Fire. There’s just something about it. I mean, sure it is an essential ingredient in the creation of what we call “human civilization,” and sure we know what it is scientifically. But there’s still something mysterious about it that deeply resonates with us. Maybe this is why God’s presence appears in the form fire.
Until this point in Moses’ “origin story,” God has appeared pretty much as a passive, distant character. Only at the end of chapter 2 does God appear to be active, but in the background of the story. Here, in Exodus 3, God appears powerfully on the scene. So powerfully, in fact, that God becomes the main character of the story.

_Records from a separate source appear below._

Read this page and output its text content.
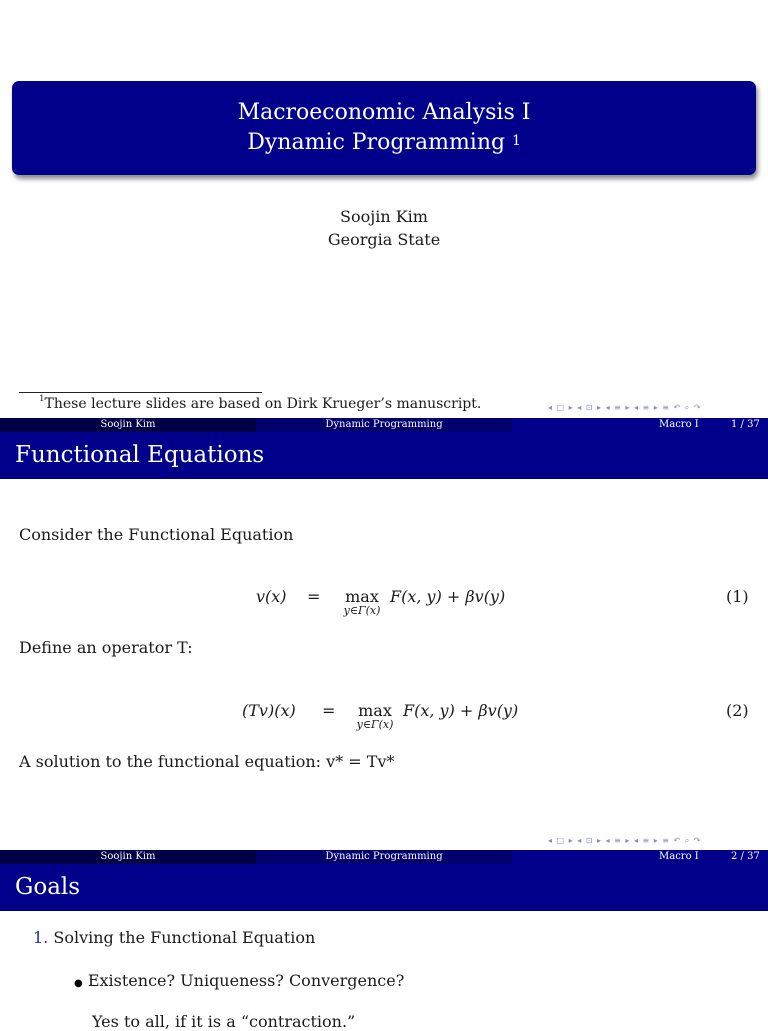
Macroeconomic Analysis I
Dynamic Programming $^1$
Soojin Kim
Georgia State
$^1$These lecture slides are based on Dirk Krueger’s manuscript.	◂ □ ▸ ◂ ⊡ ▸ ◂ ≡ ▸ ◂ ≡ ▸ ≡ ↶ ⌕ ↷
Soojin Kim	Dynamic Programming	Macro I	1 / 37
Functional Equations
Consider the Functional Equation
v(x) =	max
y∈Γ(x)
F(x, y) + βv(y)	(1)
Define an operator T:
(Tv)(x) =	max
y∈Γ(x)
F(x, y) + βv(y)	(2)
A solution to the functional equation: v* = Tv*
◂ □ ▸ ◂ ⊡ ▸ ◂ ≡ ▸ ◂ ≡ ▸ ≡ ↶ ⌕ ↷
Soojin Kim	Dynamic Programming	Macro I	2 / 37
Goals
1. Solving the Functional Equation
● Existence? Uniqueness? Convergence?
Yes to all, if it is a “contraction.”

When God appears to Moses in the burning-but-not-consumed bush, he tells Moses to remove his sandals because Moses is standing on holy ground. The presence of God is sacred, or set apart, from the ordinary. So the inevitable day-to-day grime that appears on the bottoms of our shoes has no place there. It’s a reminder that even though God wants to be near us, and even to be known by name, our proper posture toward God is one of deep reverence (what the Hebrew calls “the fear of the Lord”).
So what is it about God that we revere? Of course there are the “qualities” that we read about like omniscience and almightiness. But look at what God is doing here. God sees… God knows… God is concerned… God has come. God’s compassion and action for oppressed people inspire our reverent awe.
What follows is a dialogue between Moses and God that is among the most memorable in the Bible. Moses asks questions and God answers. Moses’ hesitation about the task God is calling him to do is palpable. But Moses becomes for us one of scripture’s most powerful examples that if you want to know God, you have to go with God.
The concept of “personal conversion” has a precedent in scripture, but combined with the staunch individualism of our culture it can lead to a “personal religion” that is indifferent about the state of the world. But Pastor Aaron put it best when he said “Salvation is a full contact sport.”
– Think back: have you ever experienced a sense of “calling?” Would you say it was God calling you? If not, where did the calling come from?
– Tell the story: If you have had an experience of calling, what was it?
– Look forward: Are you in a season of change? In what way might God be calling you now?